MUSED Literary Magazine.
Fiction

Broken

Ruth Z. Deming

She was one of those women who did everything right. She taught yoga at the Hollywood Fitness Spa. She told her students, “We’re not getting any younger, but yoga is the best way to preserve our aging bodies.”

“Breathe in, breathe out.”

As a mother of four, she had no need of men, and was happiest without them. She could do what she wanted without asking anyone for permission.

“Permission!” Thank heavens those days were gone.

Autumn was on its way and she needed a few new outfits. Warm sweaters, a new pair of jeans that would show her shapely figure – no one would guess she would be 74 on Christmas day – and one of those sweater-jackets a few of her students had.

She backed out the driveway of her brick ranch, where she had raised her four children. Her husband, Alex, had let himself go – a big paunch from drinking too much beer – and died of a heart attack at Romeo’s Bar.

She was both sorry and glad it had happened.

She walked into Bloomingdale’s marveling at how good it felt to walk. Her head was lifted high, as she walked through the perfume department, then the men’s department – had Alex been alive, she would have bought him a red flannel shirt – and went up the escalator to the women’s department.

Soft music played in the distance. “Love is a many-splendored thing” followed by “Chances Are,” by Johnny Mathis.

Escalators were so amazing, she thought, looking at the steps coming and then vanishing.

Was it her imagination or was she feeling a twinge in her left foot.

Good, it was gone.

As she was rifling through the various types of jeans they offered – weren’t there any plain ones? – maybe she should have gone to Chico’s – the pain came again.

This time it was crippling pain. Absolutely excruciating. What on earth?

She drove herself to the emergency room.

X-rays showed she had broken four bones in her left foot.

The physician on call said, “This often happens to women your age. The bones lose their density. Do you have a history of falling or diabetes?”

“Certainly not,” she snapped.

“We’ll fix you up with a temporary cast and then you’ll be good to go. Please have someone pick you up. Driving is forbidden until your bones heal.”

She called her eldest daughter who arrived shortly.
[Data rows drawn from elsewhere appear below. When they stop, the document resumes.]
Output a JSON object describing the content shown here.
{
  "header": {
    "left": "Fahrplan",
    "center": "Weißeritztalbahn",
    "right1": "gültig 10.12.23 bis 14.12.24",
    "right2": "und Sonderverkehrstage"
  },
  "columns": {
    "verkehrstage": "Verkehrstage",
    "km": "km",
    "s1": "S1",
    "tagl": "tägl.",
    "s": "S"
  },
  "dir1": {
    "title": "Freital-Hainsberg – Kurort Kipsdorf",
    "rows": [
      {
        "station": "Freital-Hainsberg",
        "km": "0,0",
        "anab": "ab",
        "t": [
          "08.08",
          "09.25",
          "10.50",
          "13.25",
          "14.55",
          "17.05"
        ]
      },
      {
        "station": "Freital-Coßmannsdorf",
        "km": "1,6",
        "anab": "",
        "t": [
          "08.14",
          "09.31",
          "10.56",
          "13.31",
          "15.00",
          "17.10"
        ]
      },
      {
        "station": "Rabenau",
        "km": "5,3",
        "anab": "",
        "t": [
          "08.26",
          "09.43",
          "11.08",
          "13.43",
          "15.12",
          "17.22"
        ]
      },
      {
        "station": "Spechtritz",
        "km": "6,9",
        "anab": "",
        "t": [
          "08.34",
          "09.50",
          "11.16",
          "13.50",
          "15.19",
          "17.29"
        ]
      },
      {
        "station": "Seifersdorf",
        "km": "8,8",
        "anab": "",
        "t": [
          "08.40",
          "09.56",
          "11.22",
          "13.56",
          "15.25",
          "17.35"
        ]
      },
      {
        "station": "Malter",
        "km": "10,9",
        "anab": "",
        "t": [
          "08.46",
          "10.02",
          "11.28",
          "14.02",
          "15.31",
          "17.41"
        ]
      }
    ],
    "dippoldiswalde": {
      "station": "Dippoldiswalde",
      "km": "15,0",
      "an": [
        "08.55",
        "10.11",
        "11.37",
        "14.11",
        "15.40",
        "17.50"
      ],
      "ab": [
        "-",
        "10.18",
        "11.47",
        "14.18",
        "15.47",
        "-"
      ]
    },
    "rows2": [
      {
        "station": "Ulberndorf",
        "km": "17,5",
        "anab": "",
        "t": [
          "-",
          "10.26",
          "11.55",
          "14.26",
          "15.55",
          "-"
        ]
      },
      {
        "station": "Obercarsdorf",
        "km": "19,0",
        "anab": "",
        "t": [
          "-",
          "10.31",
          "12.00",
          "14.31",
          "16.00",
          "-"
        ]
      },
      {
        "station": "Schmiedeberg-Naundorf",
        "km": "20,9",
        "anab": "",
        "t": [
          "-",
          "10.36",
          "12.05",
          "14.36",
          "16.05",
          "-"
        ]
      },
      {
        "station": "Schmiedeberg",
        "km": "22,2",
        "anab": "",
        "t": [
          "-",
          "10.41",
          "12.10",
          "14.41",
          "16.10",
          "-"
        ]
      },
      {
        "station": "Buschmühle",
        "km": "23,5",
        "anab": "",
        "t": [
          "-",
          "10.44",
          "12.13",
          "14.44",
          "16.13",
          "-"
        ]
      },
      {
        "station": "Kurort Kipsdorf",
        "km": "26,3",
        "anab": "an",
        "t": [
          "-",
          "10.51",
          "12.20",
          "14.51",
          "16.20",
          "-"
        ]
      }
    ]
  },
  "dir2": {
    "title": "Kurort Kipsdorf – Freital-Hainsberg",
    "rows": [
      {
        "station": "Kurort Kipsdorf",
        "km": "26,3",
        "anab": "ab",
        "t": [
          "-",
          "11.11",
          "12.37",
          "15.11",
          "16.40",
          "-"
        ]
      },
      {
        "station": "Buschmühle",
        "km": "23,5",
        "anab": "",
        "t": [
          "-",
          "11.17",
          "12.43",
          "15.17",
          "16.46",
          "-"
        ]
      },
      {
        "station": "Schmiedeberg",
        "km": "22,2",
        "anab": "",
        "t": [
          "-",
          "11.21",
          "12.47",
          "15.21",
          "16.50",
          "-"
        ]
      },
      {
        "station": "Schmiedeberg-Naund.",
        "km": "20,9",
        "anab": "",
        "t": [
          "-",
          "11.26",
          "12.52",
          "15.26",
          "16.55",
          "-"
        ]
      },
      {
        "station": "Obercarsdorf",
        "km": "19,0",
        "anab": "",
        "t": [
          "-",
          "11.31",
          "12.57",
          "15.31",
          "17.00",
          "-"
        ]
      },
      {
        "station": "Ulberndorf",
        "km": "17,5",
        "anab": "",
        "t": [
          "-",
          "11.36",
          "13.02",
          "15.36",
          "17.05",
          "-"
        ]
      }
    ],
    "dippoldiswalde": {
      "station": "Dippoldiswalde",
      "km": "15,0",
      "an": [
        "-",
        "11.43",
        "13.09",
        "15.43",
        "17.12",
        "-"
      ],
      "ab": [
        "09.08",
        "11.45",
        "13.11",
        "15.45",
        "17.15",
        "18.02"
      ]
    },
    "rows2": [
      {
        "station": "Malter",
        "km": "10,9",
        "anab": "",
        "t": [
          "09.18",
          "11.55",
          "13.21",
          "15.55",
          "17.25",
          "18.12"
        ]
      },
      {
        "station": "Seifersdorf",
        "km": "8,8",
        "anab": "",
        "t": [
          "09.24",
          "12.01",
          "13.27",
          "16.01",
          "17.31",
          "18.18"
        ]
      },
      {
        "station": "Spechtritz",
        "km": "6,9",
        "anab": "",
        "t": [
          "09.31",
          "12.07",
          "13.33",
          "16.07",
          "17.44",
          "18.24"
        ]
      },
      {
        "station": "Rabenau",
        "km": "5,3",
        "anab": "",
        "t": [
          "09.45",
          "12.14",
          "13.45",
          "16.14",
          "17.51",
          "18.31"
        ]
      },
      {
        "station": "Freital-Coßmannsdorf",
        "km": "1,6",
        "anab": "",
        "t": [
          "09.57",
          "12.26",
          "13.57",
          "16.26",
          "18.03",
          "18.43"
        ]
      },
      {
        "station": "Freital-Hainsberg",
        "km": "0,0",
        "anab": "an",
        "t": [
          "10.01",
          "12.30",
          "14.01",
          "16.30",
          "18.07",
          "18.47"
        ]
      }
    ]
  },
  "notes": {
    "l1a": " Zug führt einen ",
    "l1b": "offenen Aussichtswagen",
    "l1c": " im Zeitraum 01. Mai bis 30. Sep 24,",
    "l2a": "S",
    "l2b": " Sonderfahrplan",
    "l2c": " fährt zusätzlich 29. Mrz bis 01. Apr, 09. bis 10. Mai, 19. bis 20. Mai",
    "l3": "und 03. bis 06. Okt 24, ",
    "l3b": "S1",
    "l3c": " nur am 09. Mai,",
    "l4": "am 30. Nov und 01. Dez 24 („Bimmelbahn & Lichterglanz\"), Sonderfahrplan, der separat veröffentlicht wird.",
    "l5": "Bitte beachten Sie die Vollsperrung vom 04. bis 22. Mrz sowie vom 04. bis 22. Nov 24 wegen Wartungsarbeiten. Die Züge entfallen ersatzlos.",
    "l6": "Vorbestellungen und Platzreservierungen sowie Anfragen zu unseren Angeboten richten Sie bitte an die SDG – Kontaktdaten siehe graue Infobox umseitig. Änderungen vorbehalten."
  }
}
“Honey,” she said. “I’m perfectly fine to drive.”

“You sure, Mom?”

“Absolutely,” she said. “Just drive me to the parking lot and I’ll drive home.”

She and her daughter kissed goodbye.

She got into her car. Thankfully, the breakage was on her left foot. She stared at the temporary blue cast. Plaster was no longer used.

She drove back to Bloomingdale’s, went up the escalator to the second floor, and finished her shopping. She did limp a little, but the pain was gone.